The “Lady in the Lake” story expands and overlaps in sometimes complicated fashion, as Maddie pursues a second mystery: the discovery of the remains of Cleo Johnson (Moses Ingram from “Obi-Wan”), who had disappeared several months earlier. Unlike the Tessie Durst story, the apparent murder of Cleo is largely ignored by the mainstream press, because who cares about the murder of another Black woman?
Maddie gets her foot in the door at the Baltimore Star newspaper after providing some valuable tips in the Tessie Durst case to star columnist Bob Bauer (Pruitt Taylor Vince), but when she tries to drum up interest in the Cleo Johnson story, Bauer growls at her that it belongs in the trash, and that’s where she’ll wind up if she doesn’t let it go.

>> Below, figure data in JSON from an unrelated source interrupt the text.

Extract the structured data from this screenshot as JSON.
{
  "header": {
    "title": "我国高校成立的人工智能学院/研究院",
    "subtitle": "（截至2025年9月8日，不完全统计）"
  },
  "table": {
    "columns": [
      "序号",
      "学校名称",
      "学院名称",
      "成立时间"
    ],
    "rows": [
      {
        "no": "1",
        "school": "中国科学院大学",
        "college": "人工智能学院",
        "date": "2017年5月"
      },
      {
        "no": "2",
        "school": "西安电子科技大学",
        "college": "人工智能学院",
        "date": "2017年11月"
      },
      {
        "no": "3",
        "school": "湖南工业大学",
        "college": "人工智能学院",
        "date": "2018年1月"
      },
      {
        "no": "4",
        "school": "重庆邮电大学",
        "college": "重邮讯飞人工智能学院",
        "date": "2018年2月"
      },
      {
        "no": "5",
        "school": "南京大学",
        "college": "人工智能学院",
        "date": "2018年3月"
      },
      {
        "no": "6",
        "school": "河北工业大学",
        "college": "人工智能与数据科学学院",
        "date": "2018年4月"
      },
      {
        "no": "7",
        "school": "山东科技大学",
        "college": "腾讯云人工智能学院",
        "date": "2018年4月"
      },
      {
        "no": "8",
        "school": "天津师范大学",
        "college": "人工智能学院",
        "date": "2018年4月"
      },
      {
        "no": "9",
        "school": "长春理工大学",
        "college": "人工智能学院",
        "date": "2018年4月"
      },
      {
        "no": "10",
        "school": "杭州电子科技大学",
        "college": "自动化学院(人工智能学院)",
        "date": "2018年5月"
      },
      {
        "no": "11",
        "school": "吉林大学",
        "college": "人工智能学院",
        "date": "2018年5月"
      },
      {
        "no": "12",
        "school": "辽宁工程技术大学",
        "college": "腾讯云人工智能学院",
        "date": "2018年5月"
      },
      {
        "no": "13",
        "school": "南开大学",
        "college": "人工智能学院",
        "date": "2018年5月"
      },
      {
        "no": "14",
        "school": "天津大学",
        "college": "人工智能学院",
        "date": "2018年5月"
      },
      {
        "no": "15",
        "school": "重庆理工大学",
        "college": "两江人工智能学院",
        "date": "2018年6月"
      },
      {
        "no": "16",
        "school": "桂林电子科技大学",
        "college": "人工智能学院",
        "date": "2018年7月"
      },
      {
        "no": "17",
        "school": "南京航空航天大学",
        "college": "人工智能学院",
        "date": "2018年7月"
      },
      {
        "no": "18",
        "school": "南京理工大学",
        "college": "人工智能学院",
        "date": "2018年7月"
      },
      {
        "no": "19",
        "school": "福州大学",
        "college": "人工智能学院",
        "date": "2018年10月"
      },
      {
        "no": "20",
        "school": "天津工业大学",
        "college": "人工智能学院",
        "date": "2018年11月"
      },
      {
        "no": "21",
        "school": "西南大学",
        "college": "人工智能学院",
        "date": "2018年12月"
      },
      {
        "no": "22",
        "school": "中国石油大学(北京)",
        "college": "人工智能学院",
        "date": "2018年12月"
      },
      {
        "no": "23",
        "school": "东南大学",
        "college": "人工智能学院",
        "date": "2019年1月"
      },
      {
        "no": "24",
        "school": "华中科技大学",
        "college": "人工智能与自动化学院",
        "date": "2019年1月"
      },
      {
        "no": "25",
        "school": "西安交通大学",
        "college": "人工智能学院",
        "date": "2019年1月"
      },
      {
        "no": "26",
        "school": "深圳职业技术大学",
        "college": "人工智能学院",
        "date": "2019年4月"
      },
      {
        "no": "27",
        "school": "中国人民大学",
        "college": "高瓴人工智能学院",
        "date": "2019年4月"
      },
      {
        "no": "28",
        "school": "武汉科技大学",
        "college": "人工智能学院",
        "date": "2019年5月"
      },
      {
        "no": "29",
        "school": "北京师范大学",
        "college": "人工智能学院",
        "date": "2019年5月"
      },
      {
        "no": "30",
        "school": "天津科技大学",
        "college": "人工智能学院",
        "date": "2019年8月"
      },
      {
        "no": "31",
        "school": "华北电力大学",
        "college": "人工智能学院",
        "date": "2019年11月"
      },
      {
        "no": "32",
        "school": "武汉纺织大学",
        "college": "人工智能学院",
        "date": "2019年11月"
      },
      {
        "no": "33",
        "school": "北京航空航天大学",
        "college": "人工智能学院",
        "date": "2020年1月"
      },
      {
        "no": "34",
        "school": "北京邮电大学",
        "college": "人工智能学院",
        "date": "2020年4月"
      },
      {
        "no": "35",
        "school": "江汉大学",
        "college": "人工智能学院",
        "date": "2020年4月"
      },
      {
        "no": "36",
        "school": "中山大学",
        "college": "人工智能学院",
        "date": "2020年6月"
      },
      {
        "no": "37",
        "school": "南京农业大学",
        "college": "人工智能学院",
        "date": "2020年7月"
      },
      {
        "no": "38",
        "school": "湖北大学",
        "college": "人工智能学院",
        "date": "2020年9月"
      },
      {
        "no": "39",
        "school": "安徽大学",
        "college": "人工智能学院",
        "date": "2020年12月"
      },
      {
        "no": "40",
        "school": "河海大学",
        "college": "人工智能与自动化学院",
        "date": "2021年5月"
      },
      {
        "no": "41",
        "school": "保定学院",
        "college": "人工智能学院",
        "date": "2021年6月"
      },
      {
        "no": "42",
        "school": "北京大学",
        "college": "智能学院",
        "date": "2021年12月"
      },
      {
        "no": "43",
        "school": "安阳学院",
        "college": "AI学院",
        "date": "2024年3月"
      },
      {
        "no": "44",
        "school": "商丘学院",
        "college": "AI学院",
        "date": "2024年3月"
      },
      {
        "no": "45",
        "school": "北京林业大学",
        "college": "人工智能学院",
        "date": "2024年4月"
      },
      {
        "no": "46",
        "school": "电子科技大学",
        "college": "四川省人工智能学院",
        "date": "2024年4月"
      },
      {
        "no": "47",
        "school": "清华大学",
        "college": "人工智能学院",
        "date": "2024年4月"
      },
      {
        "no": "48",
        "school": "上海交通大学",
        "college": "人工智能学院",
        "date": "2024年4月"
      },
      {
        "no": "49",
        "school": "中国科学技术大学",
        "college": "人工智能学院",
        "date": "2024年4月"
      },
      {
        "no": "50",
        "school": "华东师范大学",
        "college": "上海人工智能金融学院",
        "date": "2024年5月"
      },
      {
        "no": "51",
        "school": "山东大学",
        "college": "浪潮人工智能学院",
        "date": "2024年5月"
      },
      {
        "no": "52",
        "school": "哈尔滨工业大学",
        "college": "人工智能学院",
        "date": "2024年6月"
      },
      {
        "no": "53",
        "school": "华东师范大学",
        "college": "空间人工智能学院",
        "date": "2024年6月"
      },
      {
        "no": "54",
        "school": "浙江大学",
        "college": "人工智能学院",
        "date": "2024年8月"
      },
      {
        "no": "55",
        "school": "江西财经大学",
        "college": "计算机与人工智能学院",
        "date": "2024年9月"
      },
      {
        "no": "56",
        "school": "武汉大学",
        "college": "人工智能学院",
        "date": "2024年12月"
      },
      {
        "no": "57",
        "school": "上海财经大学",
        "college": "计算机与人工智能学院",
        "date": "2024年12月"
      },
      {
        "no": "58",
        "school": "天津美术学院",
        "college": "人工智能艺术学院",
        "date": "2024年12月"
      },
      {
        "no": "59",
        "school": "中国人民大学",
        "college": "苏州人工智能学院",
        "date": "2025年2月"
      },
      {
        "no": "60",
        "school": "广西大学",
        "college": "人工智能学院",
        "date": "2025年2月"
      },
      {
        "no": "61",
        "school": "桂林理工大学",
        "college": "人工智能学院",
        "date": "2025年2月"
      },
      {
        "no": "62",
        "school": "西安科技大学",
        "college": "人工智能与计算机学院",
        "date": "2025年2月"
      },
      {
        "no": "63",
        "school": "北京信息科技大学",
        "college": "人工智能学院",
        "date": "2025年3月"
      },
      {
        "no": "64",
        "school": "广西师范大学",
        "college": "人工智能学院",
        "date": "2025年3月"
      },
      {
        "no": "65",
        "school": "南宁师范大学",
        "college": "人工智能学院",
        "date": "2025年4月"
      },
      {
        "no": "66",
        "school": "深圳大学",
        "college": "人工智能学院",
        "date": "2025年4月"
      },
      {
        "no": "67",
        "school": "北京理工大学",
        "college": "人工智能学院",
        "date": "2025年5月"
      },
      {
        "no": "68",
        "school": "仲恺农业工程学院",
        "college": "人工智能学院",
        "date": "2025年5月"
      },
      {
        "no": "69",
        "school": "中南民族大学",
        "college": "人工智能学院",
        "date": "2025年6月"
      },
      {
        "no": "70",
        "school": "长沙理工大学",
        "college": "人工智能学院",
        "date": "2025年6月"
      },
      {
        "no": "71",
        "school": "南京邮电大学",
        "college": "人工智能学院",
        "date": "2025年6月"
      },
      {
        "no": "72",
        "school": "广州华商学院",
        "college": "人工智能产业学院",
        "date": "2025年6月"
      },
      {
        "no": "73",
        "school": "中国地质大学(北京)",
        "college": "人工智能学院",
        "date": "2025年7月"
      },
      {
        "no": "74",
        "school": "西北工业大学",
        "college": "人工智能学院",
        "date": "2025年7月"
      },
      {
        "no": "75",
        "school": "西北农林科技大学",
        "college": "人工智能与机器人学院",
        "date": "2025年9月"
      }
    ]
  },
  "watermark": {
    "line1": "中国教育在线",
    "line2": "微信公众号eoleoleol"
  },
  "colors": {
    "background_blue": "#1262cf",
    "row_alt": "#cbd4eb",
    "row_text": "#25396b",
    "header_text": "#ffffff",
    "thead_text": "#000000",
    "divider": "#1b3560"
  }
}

Welcome to the Baltimore, and the America, of 1967. (And on some level, 2024.)
Narrating from the grave, Cleo often calls out Maddie and questions her motives, e.g., “Your writing dreams ruined your life. Now you wanted those same dreams to rewrite it. But why did you need to drag my dead body into it? I was safe, at the bottom of that fountain.”
This is just the beginning of the creative flourishes employed by director Har’el, a distinctive talent whose previous works include the documentary “Bombay Beach” and the feature film “Honey Boy.” One late episode of the series is punctuated by some wild and stunning and bizarre surrealistic trips into fantasy and nightmares; there are times when the gonzo style overshadows the substance, but it’s gripping stuff.
Throughout, the performances of Natalie Portman and Moses Ingram carry the day, but “Lady in the Lake” also has a brilliant supporting ensemble playing fascinating and complex characters, including Y’lan Noel as a Baltimore police officer who becomes involved with Maddie; Wood Harris as Shell Gordon, a nefarious and intimidating boss who runs the numbers game in the Black community; Josiah Cross as Reggie Robinson, the conflicted right-hand man to Shell, and Byron Bowers as Cleo’s husband, Slappy Johnson, an edgy comedian in the tradition of Dick Gregory. We also get a series of great needle drops — everything from “Evil Ways” by Willie Bobo to “Nobody Knows” by Pastor T. L. Barrett and the Youth for Christ Choir to “Is That All There Is?” by Peggy Lee.
Every episode of “Lady in the Lake” is brimming with intrigue and fresh revelations and scenes of startling and sometimes violent impact. Trust me when I say you’re better off watching it one week at a time.